2018-04-24: Auth0 15838.35

Fixed

  • Appliance

    Fixes login for non-db connection on federated clients. This allows extensions to work with SAML identities.


2018-04-13: Auth0 15838.31

Fixed

  • Appliance

    Changed webtask healthcheck endpoint to /health/local for faster healthcheck resolution after configuration or update.

  • Appliance

    Remove mouseflow javascript from loading in the manage UI.

  • Appliance

    Docker network range can be configured at the db level to avoid conflict with environmental network ranges. This does not currently have a UI so would need to be configured by Auth0 support staff.

  • Appliance

    Unblock user links no longer produces a 404 as it now includes appropriate data for the link.

  • Appliance

    Manage status page is now disabled in appliance. This page was unused.

  • Appliance

    Added issuer for auth0-server in mfa api.

  • Appliance

    SANDBOX_TIMEOUT_IN_SECONDS is properly configured from the UI to the sandbox.

  • Appliance

    As part of Legacy Deprecation many controls were put in place to limit access to some APIs from the Hosted Pages. This fix uses the appliance-specific custom domains list to better support the new endpoints and custom domains.

New

  • Appliance

    A cron job has been added to periodically clean up orphaned docker volumes to avoid running volumes out of disk space.

  • Appliance

    Patches are now surfaced as point releases in the UI as of this release.
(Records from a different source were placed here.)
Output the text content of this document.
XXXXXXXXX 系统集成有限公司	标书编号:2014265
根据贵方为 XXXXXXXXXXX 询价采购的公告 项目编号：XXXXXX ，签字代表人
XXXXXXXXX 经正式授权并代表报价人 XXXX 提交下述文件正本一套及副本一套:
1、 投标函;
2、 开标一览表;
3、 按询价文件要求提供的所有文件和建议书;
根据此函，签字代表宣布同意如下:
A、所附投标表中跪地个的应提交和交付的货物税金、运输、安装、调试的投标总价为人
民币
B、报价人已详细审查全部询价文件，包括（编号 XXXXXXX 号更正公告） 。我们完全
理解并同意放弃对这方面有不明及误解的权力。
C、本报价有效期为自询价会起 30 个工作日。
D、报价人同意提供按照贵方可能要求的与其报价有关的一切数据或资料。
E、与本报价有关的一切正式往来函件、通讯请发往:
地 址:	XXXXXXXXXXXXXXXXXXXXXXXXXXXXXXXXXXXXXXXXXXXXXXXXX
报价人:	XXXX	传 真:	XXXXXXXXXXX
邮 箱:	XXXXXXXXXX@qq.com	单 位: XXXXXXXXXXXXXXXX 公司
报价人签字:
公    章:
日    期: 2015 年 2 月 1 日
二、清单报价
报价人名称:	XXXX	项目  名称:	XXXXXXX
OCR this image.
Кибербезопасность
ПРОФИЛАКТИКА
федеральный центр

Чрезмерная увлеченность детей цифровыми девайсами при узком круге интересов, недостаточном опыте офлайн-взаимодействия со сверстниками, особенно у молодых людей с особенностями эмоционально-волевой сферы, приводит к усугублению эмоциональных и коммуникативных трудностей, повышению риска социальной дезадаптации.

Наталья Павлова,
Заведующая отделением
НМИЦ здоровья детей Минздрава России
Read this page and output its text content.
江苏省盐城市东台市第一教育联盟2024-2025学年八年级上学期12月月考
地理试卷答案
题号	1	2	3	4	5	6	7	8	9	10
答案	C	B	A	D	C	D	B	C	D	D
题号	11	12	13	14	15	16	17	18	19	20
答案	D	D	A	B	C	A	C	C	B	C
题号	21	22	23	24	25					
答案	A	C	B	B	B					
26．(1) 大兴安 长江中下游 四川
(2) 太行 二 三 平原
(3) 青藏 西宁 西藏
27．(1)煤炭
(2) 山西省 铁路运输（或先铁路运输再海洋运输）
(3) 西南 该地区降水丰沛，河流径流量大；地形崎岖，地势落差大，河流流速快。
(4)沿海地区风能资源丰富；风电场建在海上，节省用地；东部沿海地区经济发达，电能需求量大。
New patched releases (<build_number>.<patch_number) are displayed on /configuration/#update page. This allows a number of changes to be applied in a similar fashion to regular releases. There may still some patches that require manual application.

  • Appliance

    Access to aws metadata from webtasks is disabled.

  • Appliance

    Active users calculation has been updated to match the approaches used in the cloud.

  • Appliance

    Added the ability to configure trusted proxies to support downstream trusted proxies in front of the appliance. This can be a set of ip addresses or ranges configured from the settings page.